Emergency was Cho’s golden hour. His magazine was heavily pre-censored and he left those pages blank hinting to readers about the heavy-handedness of the powers that be. He utilised even innocuous topics to make political points.

He spared no single leader of the Dravidian movement or the Congress in his satire and earned the confidence of his readers that Cho would spare none. But the popularity of his magazine began to wane in late 80s and early 90s, with the arrival of several Tamil magazines in the genre of investigative journalism.

The rise of the BJP and Hindutva forces revealed another dimension of Cho as their sympathiser. He started dabbling in direct politics as mediator. Despite being a childhood friend of Jayalalithaa, he mediated between the DMK and Moopanar’s Tamil Manila Congress in 1996 to forge an alliance to defeat her.
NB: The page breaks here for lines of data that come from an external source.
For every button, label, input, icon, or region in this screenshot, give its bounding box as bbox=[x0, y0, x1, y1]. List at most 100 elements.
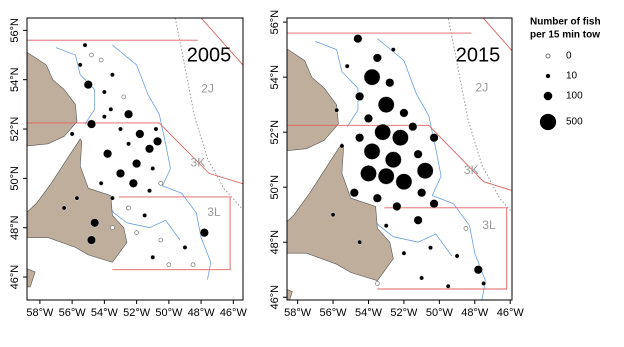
y-tick-label: 46°N bbox=[269, 285, 281, 310]
catch-bubble bbox=[390, 47, 396, 53]
catch-bubble bbox=[363, 143, 381, 160]
map-layer: 2J 3K 3L 2005 bbox=[27, 18, 243, 300]
catch-bubble bbox=[408, 122, 418, 132]
catch-bubble bbox=[445, 283, 451, 289]
x-tick-label: 54°W bbox=[355, 307, 383, 319]
x-tick-label: 56°W bbox=[59, 307, 87, 319]
legend-bubble bbox=[543, 91, 553, 101]
zone-label: 3L bbox=[482, 218, 496, 232]
zone-label: 2J bbox=[201, 82, 214, 96]
x-tick-label: 52°W bbox=[123, 307, 151, 319]
zone-boundary bbox=[287, 124, 512, 192]
depth-contour bbox=[112, 44, 212, 280]
catch-bubble bbox=[339, 143, 345, 149]
x-tick-label: 54°W bbox=[91, 307, 119, 319]
year-label: 2005 bbox=[187, 44, 232, 66]
catch-bubble bbox=[360, 165, 377, 182]
catch-bubble bbox=[353, 34, 363, 44]
y-tick-label: 46°N bbox=[9, 265, 21, 290]
catch-bubble bbox=[377, 96, 395, 113]
zone-label: 3L bbox=[207, 205, 221, 219]
catch-bubble bbox=[77, 62, 83, 68]
catch-bubble bbox=[153, 136, 163, 146]
legend-label: 500 bbox=[566, 117, 583, 128]
catch-bubble bbox=[383, 223, 389, 229]
zone-label: 3K bbox=[464, 163, 479, 177]
catch-bubble bbox=[349, 188, 359, 198]
legend-bubble bbox=[545, 53, 551, 59]
catch-bubble bbox=[132, 159, 142, 169]
legend-label: 0 bbox=[566, 51, 572, 62]
legend-bubble bbox=[545, 73, 551, 79]
catch-bubble bbox=[385, 78, 395, 88]
catch-bubble bbox=[126, 205, 131, 211]
x-tick-label: 46°W bbox=[220, 307, 248, 319]
y-tick-label: 50°N bbox=[9, 166, 21, 191]
catch-bubble bbox=[118, 126, 123, 132]
x-tick-label: 56°W bbox=[320, 307, 348, 319]
land bbox=[27, 268, 36, 288]
catch-bubble bbox=[98, 180, 104, 186]
land bbox=[287, 142, 394, 282]
catch-bubble bbox=[429, 199, 439, 209]
catch-bubble bbox=[182, 245, 188, 250]
catch-bubble bbox=[115, 168, 125, 178]
catch-bubble bbox=[153, 126, 159, 132]
catch-bubble bbox=[330, 212, 336, 218]
y-tick-label: 48°N bbox=[9, 215, 21, 240]
catch-bubble bbox=[158, 180, 164, 186]
catch-bubble bbox=[98, 57, 104, 63]
catch-bubble bbox=[392, 201, 402, 211]
catch-bubble bbox=[413, 149, 423, 159]
catch-bubble bbox=[372, 193, 382, 203]
catch-bubble bbox=[89, 52, 94, 58]
y-tick-label: 56°N bbox=[269, 10, 281, 35]
x-tick-label: 58°W bbox=[26, 307, 54, 319]
catch-bubble bbox=[90, 218, 100, 228]
catch-bubble bbox=[128, 178, 138, 188]
catch-bubble bbox=[124, 109, 134, 119]
catch-bubble bbox=[399, 108, 409, 118]
eez-line bbox=[447, 18, 512, 213]
catch-bubble bbox=[101, 89, 107, 95]
map-frame bbox=[26, 17, 244, 301]
zone-label: 2J bbox=[476, 80, 489, 94]
catch-bubble bbox=[401, 250, 407, 256]
zone-label: 3K bbox=[191, 156, 206, 170]
catch-bubble bbox=[416, 162, 434, 180]
land bbox=[27, 138, 128, 263]
zone-boundary bbox=[200, 18, 243, 66]
x-tick-label: 52°W bbox=[390, 307, 418, 319]
catch-bubble bbox=[454, 253, 460, 259]
catch-bubble bbox=[363, 113, 373, 123]
catch-bubble bbox=[384, 151, 402, 169]
map-frame bbox=[286, 17, 513, 301]
zone-boundary bbox=[112, 196, 231, 271]
catch-bubble bbox=[86, 235, 96, 245]
land bbox=[287, 289, 293, 300]
catch-bubble bbox=[473, 265, 483, 275]
catch-bubble bbox=[142, 212, 148, 218]
catch-bubble bbox=[428, 245, 433, 251]
catch-bubble bbox=[108, 106, 114, 112]
catch-bubble bbox=[61, 205, 67, 211]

Post 2004, he became soft towards Jayalalithaa and spent all his energy in decrying the DMK and promoting the BJP. He was nominated to the Rajya Sabha between 1999 and 2005.

His credibility as an honest and neutral critic suffered when Prashant Bhushan, his erstwhile supporter, put out documents which alleged that Cho was serving as director in many of Jayalalithaa’s allegedly promoted shell companies and distilleries during the period when she was estranged from her associate Sasikala Natarajan.

Despite his pungent satires on the DMK and its chief M Karunanidhi, Cho maintained a close and cordial friendship with Karunanidhi. He was personally cordial and warm with all those whom he spoofed and criticised. He never hid his views even when he knew they were politically incorrect. He openly expressed his strong rejection of feminism, women holding public offices, rationalism and socialism.

He steadfastly represented the right-wing conservative voice even when it was not popular with the masses. But he was considered a friend to all those who wanted a political and social change thanks to his creative talent of humour.

Gnani Sankaran is a senior Tamil writer and journalist.